Billions of dollars are disappearing each year as cybercriminals supercharge their scams with the help of artificial intelligence.
Last year alone, over 859,000 complaints funneled into the FBI’s cybercrime system, revealing losses of $16.6 billion, a staggering jump from the previous year. Phishing attempts and spoofing dominated the landscape, with more than 193,000 reported incidents.
New tools like voice cloning and generative AI are making social engineering attacks not just more frequent but alarmingly convincing. The days when phishing arrived only as poorly written emails have faded. Now, scammers impersonate bank staff or government agents with voices that can no longer be easily distinguished from real people, according to a recent Consumer Reports investigation.
Scams Today Are Slicker Than Ever
The sophistication of vishing—fraud done over the phone—means even a seasoned professional could be fooled. “Vishing attacks use social engineering techniques to impersonate legitimate callers, such as bank representatives, tech support agents or government officials, in order to trick victims into sharing sensitive information, such as login credentials or credit card numbers,” according to the Oct. 16 analysis by Kaufman Rossin.
It is not only established employees at risk. So-called boss scams are now targeting new hires, using social media footprints to sound credible, all before IT teams can intervene or even detect something is wrong.
Criminals have now weaponized AI to mimic automated phone menus perfectly and shift their approach based on a victim’s responses. In 2024, the FBI attributed eighty-three percent of total cybercrime losses—around $13.7 billion—to these attacks that rely on trust manipulation.
Defenders are forced to step up their game. Multifactor authentication and encrypted communication are now baseline requirements, but many organizations are taking it further.

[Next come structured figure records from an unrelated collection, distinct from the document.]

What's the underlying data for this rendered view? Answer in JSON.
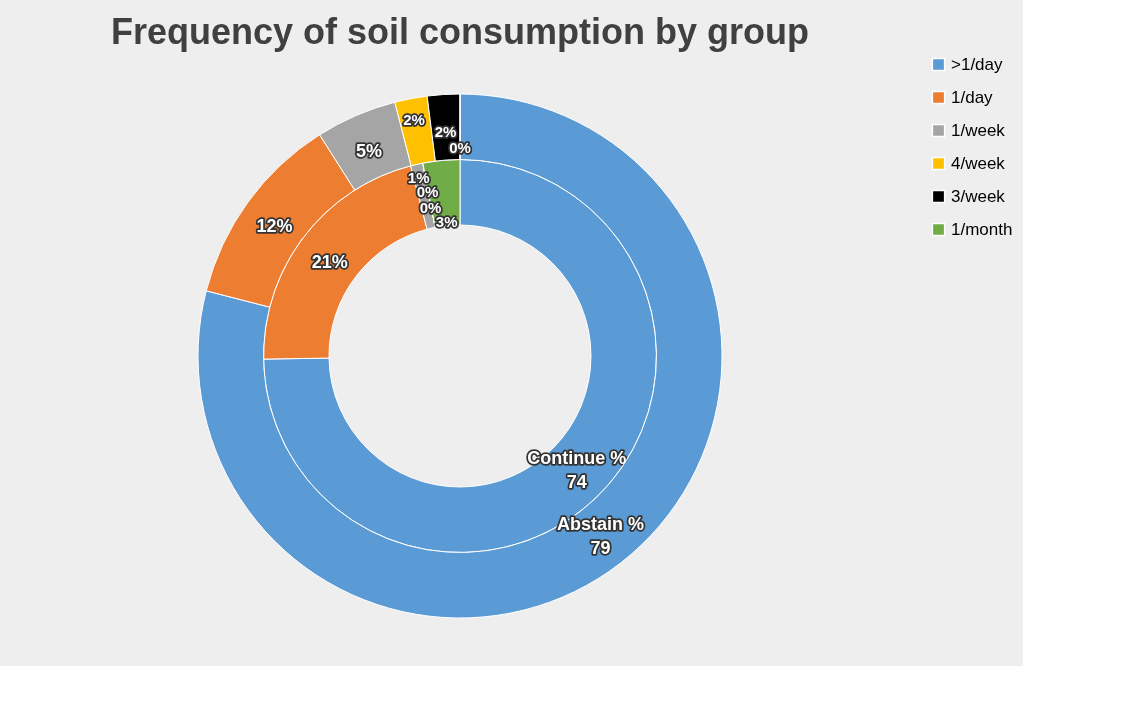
{
  "chart_data": {
    "type": "donut",
    "title": "Frequency of soil consumption by group",
    "categories": [
      ">1/day",
      "1/day",
      "1/week",
      "4/week",
      "3/week",
      "1/month"
    ],
    "colors": [
      "#5b9bd5",
      "#ed7d31",
      "#a5a5a5",
      "#ffc000",
      "#000000",
      "#70ad47"
    ],
    "series": [
      {
        "name": "Continue %",
        "values": [
          74,
          21,
          1,
          0,
          0,
          3
        ],
        "value_labels": [
          "74",
          "21%",
          "1%",
          "0%",
          "0%",
          "3%"
        ]
      },
      {
        "name": "Abstain %",
        "values": [
          79,
          12,
          5,
          2,
          2,
          0
        ],
        "value_labels": [
          "79",
          "12%",
          "5%",
          "2%",
          "2%",
          "0%"
        ]
      }
    ],
    "legend": "right"
  }
}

The Financial Services Information Sharing and Analysis Center urged companies to monitor transactions for unusual behavior with AI, stopping questionable payments before completion. At the same time, the introduction of crypto-related cybercrime statistics recommended testing cyber defenses against fake AI-driven phishing campaigns to prepare staff for the new wave of synthetic threats.
Companies that have taken these steps are already seeing results. Over half of large firms adopting AI security tools report drops in fraud and faster responses, signaling a shift from pure awareness toward real resilience.
Incident response planning is no longer buried in the IT department—it is now a top priority for boards and executives.
For those in charge of company finances and risk, the threat has shifted from technical firewalls to direct, personal manipulation. In financial services, digital identity can be hijacked through nothing more than a convincing AI generated phone call.
Trust has become the most precarious asset to defend in the era of synthetic deception using deepfakes and phishing.